AN absentee councillor has criticised town hall colleagues for failing to find a new location for a travellers' site in Colchester.Labour's Phil Hawkins said he thought it "pathetic" that a cabinet made up of members from all parties could not settle on one of seven sites put forward for consideration.

AN absentee councillor has criticised town hall colleagues for failing to find a new location for a travellers' site in Colchester.

Labour's Phil Hawkins said he thought it "pathetic" that a cabinet made up of members from all parties could not settle on one of seven sites put forward for consideration.

Colchester Borough Council's inability to decide on a new location for a travellers' site has already been heavily criticised by Essex county councillors and local businessmen.

It has meant a deadline for up to £400,000 of Government money to build a new site has been allowed to pass while the town's cabinet has consistently failed to choose from proposed new locations.

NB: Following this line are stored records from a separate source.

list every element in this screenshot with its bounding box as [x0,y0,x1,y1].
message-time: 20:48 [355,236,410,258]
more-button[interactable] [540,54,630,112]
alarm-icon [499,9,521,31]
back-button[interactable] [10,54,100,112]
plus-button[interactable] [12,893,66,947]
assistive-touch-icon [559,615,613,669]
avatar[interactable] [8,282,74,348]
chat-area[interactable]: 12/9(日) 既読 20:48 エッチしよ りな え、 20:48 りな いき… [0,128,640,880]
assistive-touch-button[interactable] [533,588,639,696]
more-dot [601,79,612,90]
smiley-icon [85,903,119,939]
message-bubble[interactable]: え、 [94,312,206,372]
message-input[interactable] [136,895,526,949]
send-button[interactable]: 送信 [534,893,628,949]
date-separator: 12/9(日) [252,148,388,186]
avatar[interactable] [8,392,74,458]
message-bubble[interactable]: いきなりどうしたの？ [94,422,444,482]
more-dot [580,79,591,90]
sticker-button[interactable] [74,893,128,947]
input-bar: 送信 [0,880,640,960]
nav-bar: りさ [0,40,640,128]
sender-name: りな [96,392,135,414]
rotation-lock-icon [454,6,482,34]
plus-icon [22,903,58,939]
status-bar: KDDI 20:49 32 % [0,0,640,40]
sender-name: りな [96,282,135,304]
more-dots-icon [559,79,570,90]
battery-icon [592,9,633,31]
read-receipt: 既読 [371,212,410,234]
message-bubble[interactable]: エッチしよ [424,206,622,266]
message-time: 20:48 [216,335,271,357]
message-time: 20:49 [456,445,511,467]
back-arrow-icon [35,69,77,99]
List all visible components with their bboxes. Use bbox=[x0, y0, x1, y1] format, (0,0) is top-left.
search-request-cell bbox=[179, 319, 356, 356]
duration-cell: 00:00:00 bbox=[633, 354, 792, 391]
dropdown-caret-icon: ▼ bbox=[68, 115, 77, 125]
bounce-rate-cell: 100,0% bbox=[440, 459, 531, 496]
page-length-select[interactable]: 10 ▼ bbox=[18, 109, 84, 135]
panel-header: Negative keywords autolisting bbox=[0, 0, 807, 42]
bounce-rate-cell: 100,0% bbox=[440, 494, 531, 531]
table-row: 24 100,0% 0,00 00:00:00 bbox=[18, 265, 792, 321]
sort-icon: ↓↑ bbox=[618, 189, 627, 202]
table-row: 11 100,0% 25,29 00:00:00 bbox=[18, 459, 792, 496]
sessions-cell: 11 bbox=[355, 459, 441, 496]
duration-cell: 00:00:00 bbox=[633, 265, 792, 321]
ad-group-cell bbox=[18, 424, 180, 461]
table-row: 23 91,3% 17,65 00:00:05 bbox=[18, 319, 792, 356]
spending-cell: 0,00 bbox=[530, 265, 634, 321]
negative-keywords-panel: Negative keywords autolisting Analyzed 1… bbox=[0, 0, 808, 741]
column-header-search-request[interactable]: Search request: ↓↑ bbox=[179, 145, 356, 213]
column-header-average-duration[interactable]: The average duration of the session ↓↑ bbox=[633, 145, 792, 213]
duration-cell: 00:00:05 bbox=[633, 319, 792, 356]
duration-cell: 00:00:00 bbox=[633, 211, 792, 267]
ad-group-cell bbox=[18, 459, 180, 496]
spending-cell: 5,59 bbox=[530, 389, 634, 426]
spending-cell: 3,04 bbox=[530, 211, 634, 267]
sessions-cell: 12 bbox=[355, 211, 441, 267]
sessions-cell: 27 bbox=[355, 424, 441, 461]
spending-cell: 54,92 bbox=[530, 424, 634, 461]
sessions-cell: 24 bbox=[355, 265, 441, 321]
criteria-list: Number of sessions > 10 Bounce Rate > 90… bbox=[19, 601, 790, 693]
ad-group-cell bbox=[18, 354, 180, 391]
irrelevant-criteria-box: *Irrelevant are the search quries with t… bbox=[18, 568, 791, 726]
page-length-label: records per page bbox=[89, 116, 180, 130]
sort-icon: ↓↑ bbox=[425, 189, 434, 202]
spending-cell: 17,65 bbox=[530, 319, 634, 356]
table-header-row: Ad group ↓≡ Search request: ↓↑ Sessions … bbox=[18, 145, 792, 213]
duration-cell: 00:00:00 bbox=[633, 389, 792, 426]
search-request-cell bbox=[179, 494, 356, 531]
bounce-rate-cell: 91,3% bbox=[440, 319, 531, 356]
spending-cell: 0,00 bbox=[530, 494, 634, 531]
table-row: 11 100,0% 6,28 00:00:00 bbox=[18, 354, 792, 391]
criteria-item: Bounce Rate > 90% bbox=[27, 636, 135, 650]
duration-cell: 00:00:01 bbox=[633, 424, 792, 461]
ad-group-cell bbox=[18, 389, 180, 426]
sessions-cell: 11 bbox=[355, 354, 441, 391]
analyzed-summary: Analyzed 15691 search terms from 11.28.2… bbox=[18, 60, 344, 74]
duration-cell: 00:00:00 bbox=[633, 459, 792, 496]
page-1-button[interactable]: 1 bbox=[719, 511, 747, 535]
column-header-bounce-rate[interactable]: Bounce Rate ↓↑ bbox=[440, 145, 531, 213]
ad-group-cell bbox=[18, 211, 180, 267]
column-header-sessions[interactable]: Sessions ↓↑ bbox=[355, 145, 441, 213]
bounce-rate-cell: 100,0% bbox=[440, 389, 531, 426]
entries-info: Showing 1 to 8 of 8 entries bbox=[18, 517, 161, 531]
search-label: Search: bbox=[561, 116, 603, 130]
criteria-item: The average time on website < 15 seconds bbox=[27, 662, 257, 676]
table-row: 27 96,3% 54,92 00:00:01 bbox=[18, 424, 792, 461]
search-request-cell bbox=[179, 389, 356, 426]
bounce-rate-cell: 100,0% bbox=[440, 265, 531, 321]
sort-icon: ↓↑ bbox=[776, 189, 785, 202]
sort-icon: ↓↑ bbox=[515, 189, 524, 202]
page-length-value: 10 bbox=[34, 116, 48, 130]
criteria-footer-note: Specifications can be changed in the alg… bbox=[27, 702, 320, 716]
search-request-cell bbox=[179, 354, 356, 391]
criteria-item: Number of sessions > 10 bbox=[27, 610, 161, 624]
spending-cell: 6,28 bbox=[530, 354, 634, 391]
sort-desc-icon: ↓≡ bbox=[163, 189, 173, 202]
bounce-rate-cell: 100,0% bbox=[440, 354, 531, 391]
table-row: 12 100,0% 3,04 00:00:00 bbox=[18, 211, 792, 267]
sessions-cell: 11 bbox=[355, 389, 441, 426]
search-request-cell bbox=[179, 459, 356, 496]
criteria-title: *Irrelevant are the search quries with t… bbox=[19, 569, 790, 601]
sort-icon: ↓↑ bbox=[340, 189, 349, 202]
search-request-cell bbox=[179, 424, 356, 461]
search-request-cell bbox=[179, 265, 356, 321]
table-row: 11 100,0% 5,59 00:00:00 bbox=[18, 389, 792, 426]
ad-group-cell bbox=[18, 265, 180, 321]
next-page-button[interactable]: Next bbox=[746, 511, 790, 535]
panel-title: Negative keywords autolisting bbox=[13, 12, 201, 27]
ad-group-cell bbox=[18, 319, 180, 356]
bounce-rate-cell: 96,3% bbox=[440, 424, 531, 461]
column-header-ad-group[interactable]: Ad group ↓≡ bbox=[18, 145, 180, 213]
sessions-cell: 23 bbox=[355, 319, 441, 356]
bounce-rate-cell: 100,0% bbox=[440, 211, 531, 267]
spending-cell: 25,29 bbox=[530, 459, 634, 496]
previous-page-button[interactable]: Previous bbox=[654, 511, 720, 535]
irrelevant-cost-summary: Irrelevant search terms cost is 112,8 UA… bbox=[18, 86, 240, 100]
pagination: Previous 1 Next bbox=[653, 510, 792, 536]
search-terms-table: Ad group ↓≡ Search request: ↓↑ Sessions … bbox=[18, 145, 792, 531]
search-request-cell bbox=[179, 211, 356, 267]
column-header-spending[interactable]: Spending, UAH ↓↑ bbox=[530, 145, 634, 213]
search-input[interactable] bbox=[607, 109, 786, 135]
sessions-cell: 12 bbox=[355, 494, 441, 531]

Now a major, multi-million pound regeneration scheme could be jeopardised as the county council prepares to refit the former travellers' site on Hythe Quay, in the middle of what had been a proposed riverside redevelopment zone.

Former cabinet member Mr Hawkins acknowledged that feeling among Colchester residents ran high over where the travellers' site should go, with vociferous opposition from locals to all of the proposed sites.

"But councillors are in the job to make decisions. Sometimes those decisions are tough and unpopular, but simply not to ignore them is not good enough. In fact, it is pathetic.

"There is no such thing as an ideal travellers' site in a town, but the job of the council is to find the best one, despite the fact some people will be upset.

"There will be some people who are upset no matter where it goes, and that is just a fact of life."

Mr Hawkins, who now lives on a remote Scottish Island, is due to announce his resignation from the council on March 11, so his Wivenhoe Cross seat can be fought in next May's local government polls.

He moved to Islay in October, but delayed stepping down to avoid incurring extra costs by forcing a by-election.

Last night Liberal Democrat Terry Sutton, cabinet member with responsibility for travellers' sites, said: "I don't disagree with Mr Hawkins that councillors should make decisions. But he clearly has not seen the information given to Colchester Borough Council about the sites concerned, and so therefore his opinion is a non-entity."

Mr Sutton admitted he did not agree with the way the 18-month process of trying to identify a new travellers' site had been conducted, which was put in motion before he joined the cabinet.

And he conceded that the Hythe travellers' site was no more ideal than any of the others put forward.

"But the over-whelming evidence suggested none of the sites we looked at were suitable," he said.

Mr Sutton added that a meeting of Colchester's housing committee in March (officially known as the Quality of life Panel) would debate whether, in the light of proposed Government legislation, the town needed a travellers' site at all.